W programie “Po przecinku” w TVP Info Zelnik spotkał się z Olgierdem Łukaszewiczem, kolegą po fachu, który w kampanii prezydenckiej stanął po stronie urzędującego prezydenta. Aktorzy dyskutowali o wyborach i tłumaczyli, skąd ich decyzja o zaangażowaniu w politykę.
– O tym, czy kogoś popieram publicznie decydują moje sympatie i antypatie, a także szacunek do urzędu prezydenta. Byłem raz w komitecie wyborczym prezydenta Lecha Kaczyńskiego. Mam sympatię do prezydenta Komorowskiego – mówił Łukaszewicz, który wystąpił ostatnio w spocie wyborczym Komorowskiego.
Zelnik ripostował, że prezydentura Komorowskiego wcale nie jest prezydenturą aktywną, jakiej on by oczekiwał. Jak stwierdził, urzędujący prezydent “ogłasza zgodę, ale głównie z rządem, ogłasza bezpieczeństwo, ale głównie dla rządzących i dla oligarchii”.

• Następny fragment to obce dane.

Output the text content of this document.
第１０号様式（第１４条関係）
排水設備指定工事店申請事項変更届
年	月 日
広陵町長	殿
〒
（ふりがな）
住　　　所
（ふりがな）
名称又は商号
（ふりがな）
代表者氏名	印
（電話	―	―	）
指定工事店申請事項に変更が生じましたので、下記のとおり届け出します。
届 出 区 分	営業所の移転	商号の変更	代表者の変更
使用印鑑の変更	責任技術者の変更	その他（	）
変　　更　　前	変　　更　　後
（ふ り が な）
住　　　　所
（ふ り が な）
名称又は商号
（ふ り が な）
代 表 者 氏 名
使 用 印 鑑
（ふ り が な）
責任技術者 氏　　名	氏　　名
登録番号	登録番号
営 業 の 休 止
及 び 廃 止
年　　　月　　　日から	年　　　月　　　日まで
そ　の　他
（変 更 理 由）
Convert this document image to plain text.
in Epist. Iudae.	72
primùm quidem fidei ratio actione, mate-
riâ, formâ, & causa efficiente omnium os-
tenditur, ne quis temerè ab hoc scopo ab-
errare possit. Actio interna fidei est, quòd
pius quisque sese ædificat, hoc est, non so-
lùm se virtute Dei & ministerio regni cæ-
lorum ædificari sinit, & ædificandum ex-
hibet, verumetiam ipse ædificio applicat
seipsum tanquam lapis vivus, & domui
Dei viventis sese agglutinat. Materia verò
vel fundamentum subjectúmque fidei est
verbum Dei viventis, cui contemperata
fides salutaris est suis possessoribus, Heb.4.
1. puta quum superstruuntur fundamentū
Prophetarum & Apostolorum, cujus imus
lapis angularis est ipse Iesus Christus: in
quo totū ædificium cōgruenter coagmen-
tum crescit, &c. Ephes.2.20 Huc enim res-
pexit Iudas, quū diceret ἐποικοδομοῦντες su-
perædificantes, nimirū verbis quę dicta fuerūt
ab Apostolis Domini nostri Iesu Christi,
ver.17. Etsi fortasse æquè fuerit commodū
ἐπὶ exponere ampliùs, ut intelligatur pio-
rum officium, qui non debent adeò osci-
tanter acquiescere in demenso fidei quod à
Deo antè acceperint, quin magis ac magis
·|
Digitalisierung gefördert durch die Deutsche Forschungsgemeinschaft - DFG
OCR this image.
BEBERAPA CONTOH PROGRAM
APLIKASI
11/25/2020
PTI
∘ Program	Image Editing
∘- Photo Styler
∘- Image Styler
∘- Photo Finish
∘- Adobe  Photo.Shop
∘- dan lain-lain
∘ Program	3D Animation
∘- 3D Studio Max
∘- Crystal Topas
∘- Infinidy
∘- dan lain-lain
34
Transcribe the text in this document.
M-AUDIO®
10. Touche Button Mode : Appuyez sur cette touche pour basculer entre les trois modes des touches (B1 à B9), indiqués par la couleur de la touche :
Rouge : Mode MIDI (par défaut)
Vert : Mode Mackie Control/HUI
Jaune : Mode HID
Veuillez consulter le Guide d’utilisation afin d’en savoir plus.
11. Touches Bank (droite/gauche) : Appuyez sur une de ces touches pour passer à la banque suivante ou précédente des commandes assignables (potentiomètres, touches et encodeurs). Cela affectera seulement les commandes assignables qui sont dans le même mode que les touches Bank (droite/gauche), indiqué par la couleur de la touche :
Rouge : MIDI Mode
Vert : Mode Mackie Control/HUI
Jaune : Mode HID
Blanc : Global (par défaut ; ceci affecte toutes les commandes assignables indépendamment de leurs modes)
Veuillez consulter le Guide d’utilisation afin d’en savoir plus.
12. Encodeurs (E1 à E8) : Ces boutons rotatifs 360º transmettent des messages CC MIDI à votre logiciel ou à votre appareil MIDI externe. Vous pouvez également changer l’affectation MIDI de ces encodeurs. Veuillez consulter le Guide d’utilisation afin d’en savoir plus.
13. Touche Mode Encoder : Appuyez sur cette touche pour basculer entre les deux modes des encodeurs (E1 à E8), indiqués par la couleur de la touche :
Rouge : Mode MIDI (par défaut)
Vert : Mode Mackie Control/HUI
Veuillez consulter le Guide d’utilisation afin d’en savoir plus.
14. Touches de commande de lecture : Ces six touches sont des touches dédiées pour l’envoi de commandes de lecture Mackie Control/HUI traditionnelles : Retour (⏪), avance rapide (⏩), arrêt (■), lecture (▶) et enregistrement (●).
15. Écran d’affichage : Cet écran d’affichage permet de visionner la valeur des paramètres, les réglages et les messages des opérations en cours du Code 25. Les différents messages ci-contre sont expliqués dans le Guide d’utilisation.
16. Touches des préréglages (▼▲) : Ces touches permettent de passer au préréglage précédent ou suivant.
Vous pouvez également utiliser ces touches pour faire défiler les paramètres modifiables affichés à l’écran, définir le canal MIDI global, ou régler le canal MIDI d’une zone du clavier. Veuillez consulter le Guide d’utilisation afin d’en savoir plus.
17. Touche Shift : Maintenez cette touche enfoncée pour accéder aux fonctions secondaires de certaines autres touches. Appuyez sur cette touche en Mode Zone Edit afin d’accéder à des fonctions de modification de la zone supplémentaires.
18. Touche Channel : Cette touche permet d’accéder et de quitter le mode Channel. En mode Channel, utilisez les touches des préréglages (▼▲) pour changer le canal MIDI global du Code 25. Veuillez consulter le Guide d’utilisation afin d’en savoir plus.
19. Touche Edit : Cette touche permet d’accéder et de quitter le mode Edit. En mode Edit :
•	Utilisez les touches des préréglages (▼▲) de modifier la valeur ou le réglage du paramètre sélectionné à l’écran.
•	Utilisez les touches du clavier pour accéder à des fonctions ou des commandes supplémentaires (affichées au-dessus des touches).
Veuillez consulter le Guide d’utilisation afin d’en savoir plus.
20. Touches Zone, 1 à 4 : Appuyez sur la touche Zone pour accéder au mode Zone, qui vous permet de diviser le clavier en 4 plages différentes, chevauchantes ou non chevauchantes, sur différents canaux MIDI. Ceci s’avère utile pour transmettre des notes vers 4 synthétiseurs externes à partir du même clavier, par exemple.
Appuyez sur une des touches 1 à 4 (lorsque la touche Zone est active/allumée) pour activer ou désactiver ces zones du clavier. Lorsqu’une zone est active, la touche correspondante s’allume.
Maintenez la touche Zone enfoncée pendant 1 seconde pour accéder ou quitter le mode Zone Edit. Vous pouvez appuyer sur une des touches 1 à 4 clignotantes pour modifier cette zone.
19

– Nie uważam naszych wyborów za wiarygodne, od pewnego czasu. Wydaje mi się, że prezydent nie może mówić, że to szaleni ludzie podważają wiarygodność wyborów. Bo trzeba być po stronie tych, którzy kontrolują tę wiarygodność – zaznaczył.
Według aktora Komorowski "jest dosyć niemrawy, stosuje dużo banalnych chwytów". – Na mnie robi wrażenie człowieka, który celebruje głównie swoją własną osobę. Po katastrofie smoleńskiej wydawało mi się, że przebiera nogami, aby jak najszybciej dowodzić. Nie budzi mojego zaufania. Znam go wiele lat – skwitował.
Sylwetkę Zelnika przedstawialiśmy w naTemat. Aktor znany m.in. z roli w "Faraonie" po latach kariery filmowej zaczął angażować się w politykę i stał się jednym z kluczowych artystów - zwolenników PiS. Bierze udział w manifestacjach, przemawia na marszach i wiecach, gości na imprezach organizowanych przez partię Jarosława Kaczyńskiego. "Stał się partyjnym funkcjonariuszem, karykaturalnym bojownikiem o wiarę" – mówią o nim niektórzy koledzy.
Mamy katastrofę smoleńską, marszałek Sejmu obejmuje urząd prezydenta i własne szeregi mówią: to żyrandol. To mówili swoi, a ci na ulicy mówią: zdrajca, agent. Postanowiłem bronić Bronisława Komorowskiego, bo chcę, aby w państwie było jasno i czytelnie. Chcę zobaczyć na tym stanowisku człowieka, którego znam i jest przewidywalny. Wiem, że nie on rządzi i nie konkuruje z rządem.